# Voice Clone (Voice Conversion) — Folder Batch

Applies voice conversion to every WAV in a folder using one or more **reference voice** samples.
Produces one output subfolder per reference voice.

### Supported engines

| Engine | Backend | Notes |
|--------|---------|-------|
| **chatterbox** | PyTorch | Best quality, needs GPU |
| **chatterbox_onnx** | ONNX Runtime | CPU-friendly, slightly lower quality |

---

> GPU strongly recommended for `chatterbox`. CPU ok for `chatterbox_onnx`.

In [None]:
import os

# ════════════════════════════════════════════
# ⚙️  CONFIGURATION
# ════════════════════════════════════════════
os.environ.setdefault("INPUT_DIR",       "/data/audio_in")         # Source WAVs
os.environ.setdefault("OUTPUT_DIR",      "/data/audio_cloned")     # Output root (subdir per voice)
os.environ.setdefault("REF_VOICES_DIR",  "/data/ref_voices")       # Folder of reference voice WAVs
os.environ.setdefault("VC_ENGINE",       "chatterbox")             # chatterbox | chatterbox_onnx
os.environ.setdefault("VC_DEVICE",       "cuda")                   # cuda | cpu

INPUT_DIR      = os.environ["INPUT_DIR"]
OUTPUT_DIR     = os.environ["OUTPUT_DIR"]
REF_VOICES_DIR = os.environ["REF_VOICES_DIR"]
VC_ENGINE      = os.environ["VC_ENGINE"]
VC_DEVICE      = os.environ["VC_DEVICE"]

print(f"Input:       {INPUT_DIR}")
print(f"Output:      {OUTPUT_DIR}")
print(f"Ref voices:  {REF_VOICES_DIR}")
print(f"Engine:      {VC_ENGINE}")
print(f"Device:      {VC_DEVICE}")

In [None]:
vc_engine = os.environ.get("VC_ENGINE", "chatterbox")
if vc_engine == "chatterbox_onnx":
    !pip install --quiet --break-system-packages chatterbox-onnx tqdm
else:
    !pip install --quiet --break-system-packages chatterbox torch torchaudio tqdm

In [None]:
import os
from pathlib import Path
from tqdm import tqdm

# Discover reference voices
ref_files = sorted(Path(REF_VOICES_DIR).rglob("*.wav"))
if not ref_files:
    raise FileNotFoundError(f"No .wav files found in {REF_VOICES_DIR}")
print(f"Found {len(ref_files)} reference voice(s)")

# Discover source audio
source_files = sorted(Path(INPUT_DIR).rglob("*.wav"))
print(f"Found {len(source_files)} source audio files")

# Load VC model once
print(f"Loading {VC_ENGINE} model on {VC_DEVICE}...")
if VC_ENGINE == "chatterbox_onnx":
    from chatterbox_onnx import ChatterboxOnnx
    vc_model = ChatterboxOnnx(device=VC_DEVICE)
else:
    from chatterbox.vc import ChatterboxVC
    vc_model = ChatterboxVC.from_pretrained(VC_DEVICE)
print("  Model loaded.")

# Process each reference voice
for ref_path in ref_files:
    voice_name = ref_path.stem
    voice_out = Path(OUTPUT_DIR) / voice_name
    voice_out.mkdir(parents=True, exist_ok=True)
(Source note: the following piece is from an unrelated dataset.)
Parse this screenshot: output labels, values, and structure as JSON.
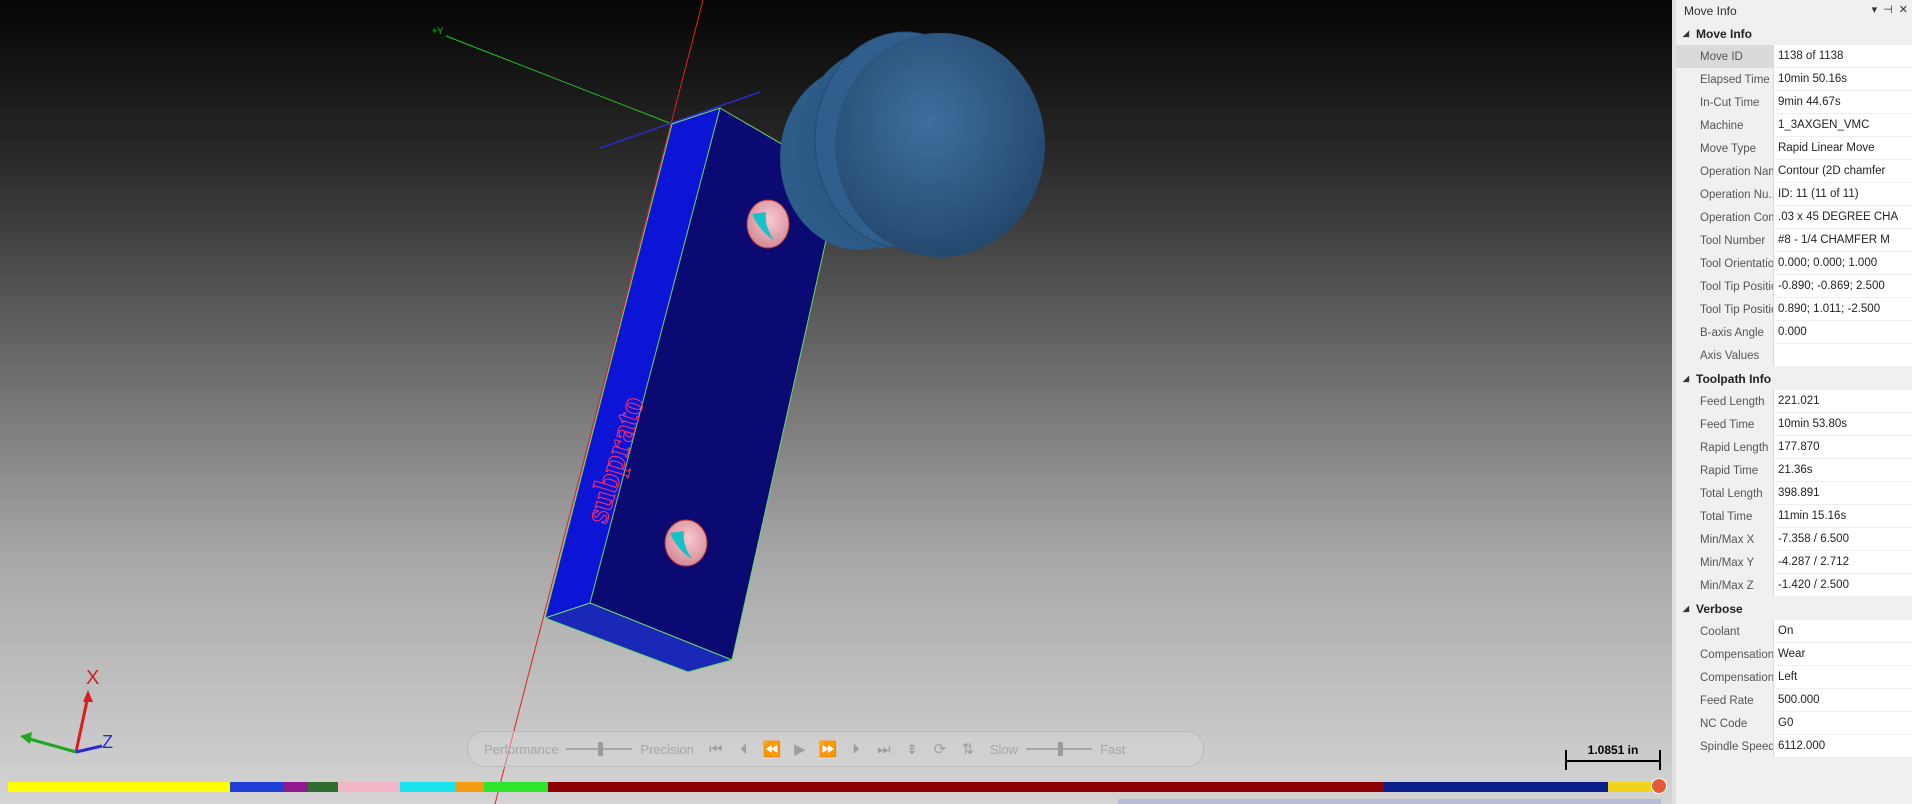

    done, skipped, failed = 0, 0, 0
    for src in tqdm(source_files, desc=f"VC → {voice_name}", unit="file"):
        rel = src.relative_to(INPUT_DIR)
        dst = voice_out / rel
        dst.parent.mkdir(parents=True, exist_ok=True)

        if dst.exists():
            skipped += 1
            continue

        try:
            if VC_ENGINE == "chatterbox_onnx":
                vc_model.voice_convert(
                    source_audio_path=str(src),
                    target_voice_path=str(ref_path),
                    output_file_name=str(dst),
                )
            else:
                import torchaudio as ta
                wav = vc_model.generate(
                    audio=str(src),
                    target_voice_path=str(ref_path),
                )
                ta.save(str(dst), wav, vc_model.sr)
            done += 1
        except Exception as e:
            tqdm.write(f"  FAIL {src.name}: {e}")
            failed += 1

    print(f"  {voice_name}: {done} converted, {skipped} skipped, {failed} failed")

# Cleanup
del vc_model
try:
    import torch
    torch.cuda.empty_cache()
except Exception:
    pass

print("\nAll voices done.")